Saturday, February 28, 2009

A tale of Bury Bob

Stacksteads, near Bacup in Lancashire, England, is not, if it will forgive me for saying so, the most imposing of places. But it once had a revival.

Sam Chadwick, born in 1860, was later principal of Cliff College and president of the Methodist Conference. He was brought up in a tiny, two-roomed house in Back Hammerton Street, Burnley. He was converted to Christ when he was 10 years old. He had little education - he started work when he was eight years old - but felt a call to preach, and studied all the hours he could find.

His biography tells how his first appointment was as lay evangelist at Stacksteads Methodist Church, where he upset all the local brewers with his temperance preaching.[1]

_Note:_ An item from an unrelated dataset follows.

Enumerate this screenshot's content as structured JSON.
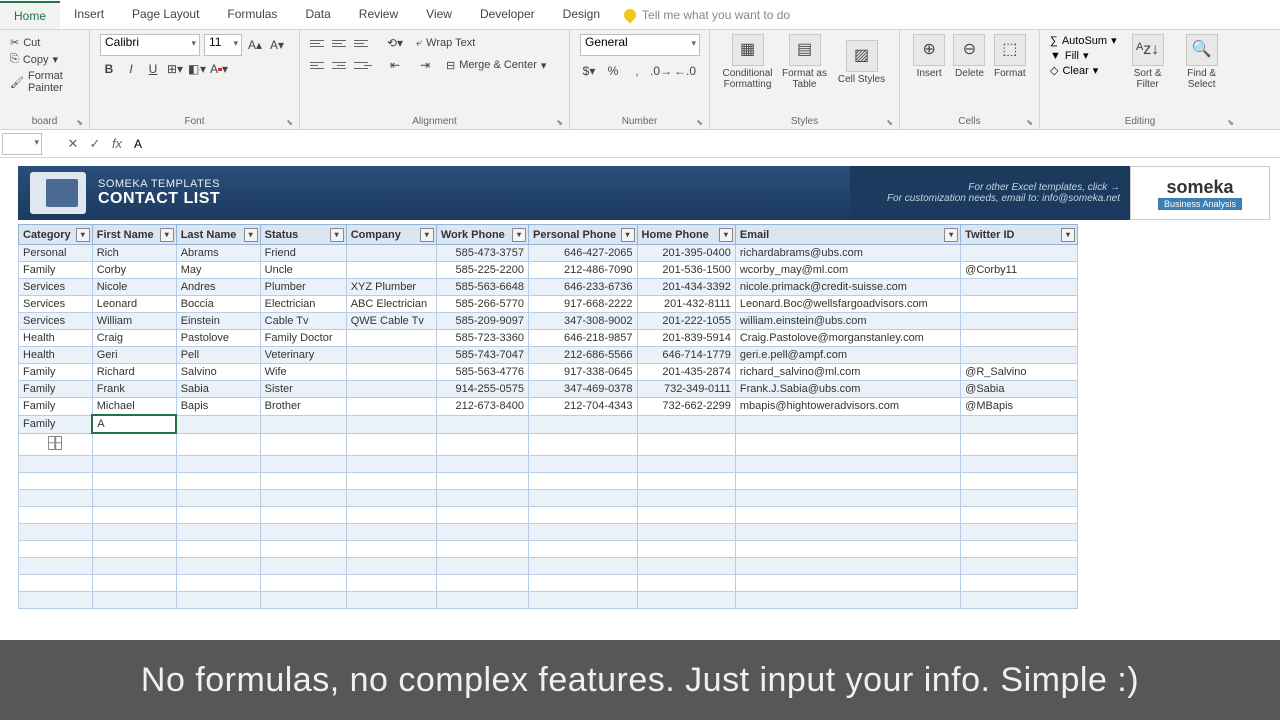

Living in Stacksteads was a man named Robert Hamer, known to everyone in the town as Bury Bob. He was a notorious drunkard. It was said he had committed every crime in the book except murder, and it was only by God's grace he hadn't committed that. He had fought a bulldog with his hands tied behind his back, worried rats with his teeth, eaten glass, swallowed knives, smashed furniture, wrecked public houses, mauled policemen and fought all comers.

One day he walked into a meeting and signed the pledge (a pledge, that is, to abstain from alcohol). The next Sunday he was converted to Christ. The following morning he arrived early at the quarry where he worked and told the men one by one as they arrived what had happened to him.

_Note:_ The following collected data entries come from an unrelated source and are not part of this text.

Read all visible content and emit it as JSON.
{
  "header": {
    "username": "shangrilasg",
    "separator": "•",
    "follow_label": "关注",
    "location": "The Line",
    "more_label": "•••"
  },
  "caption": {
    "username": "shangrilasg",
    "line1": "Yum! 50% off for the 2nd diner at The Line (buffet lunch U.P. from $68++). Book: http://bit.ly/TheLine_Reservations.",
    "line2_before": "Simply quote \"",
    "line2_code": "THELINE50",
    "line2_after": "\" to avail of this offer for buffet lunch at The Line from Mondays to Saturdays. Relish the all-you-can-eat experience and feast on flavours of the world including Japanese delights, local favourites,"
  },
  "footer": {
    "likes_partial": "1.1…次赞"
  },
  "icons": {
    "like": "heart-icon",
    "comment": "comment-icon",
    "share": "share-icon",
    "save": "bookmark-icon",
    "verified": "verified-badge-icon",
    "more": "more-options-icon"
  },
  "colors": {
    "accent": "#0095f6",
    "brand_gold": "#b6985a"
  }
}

The men laughed and jeered all week (something they wouldn't have dared to do before), until Friday. On Friday, a huge piece of rock trapped his finger. Before he knew it, he let out a great oath. The men laughed. "Ah," they said, "where's your religion now?" To their surprise, he fell to his knees and with the blood dripping off his elbow, cried out loud to God for forgiveness until peace came. When he got up, every man was standing with his cap in his hand.

The following Sunday the town turned out to see Bury Bob go to church. In the following weeks and months, hundreds were converted to Christ.

[1] Norman G. Dunning. Samuel Chadwick. London: Hodder and Stoughton, 1933.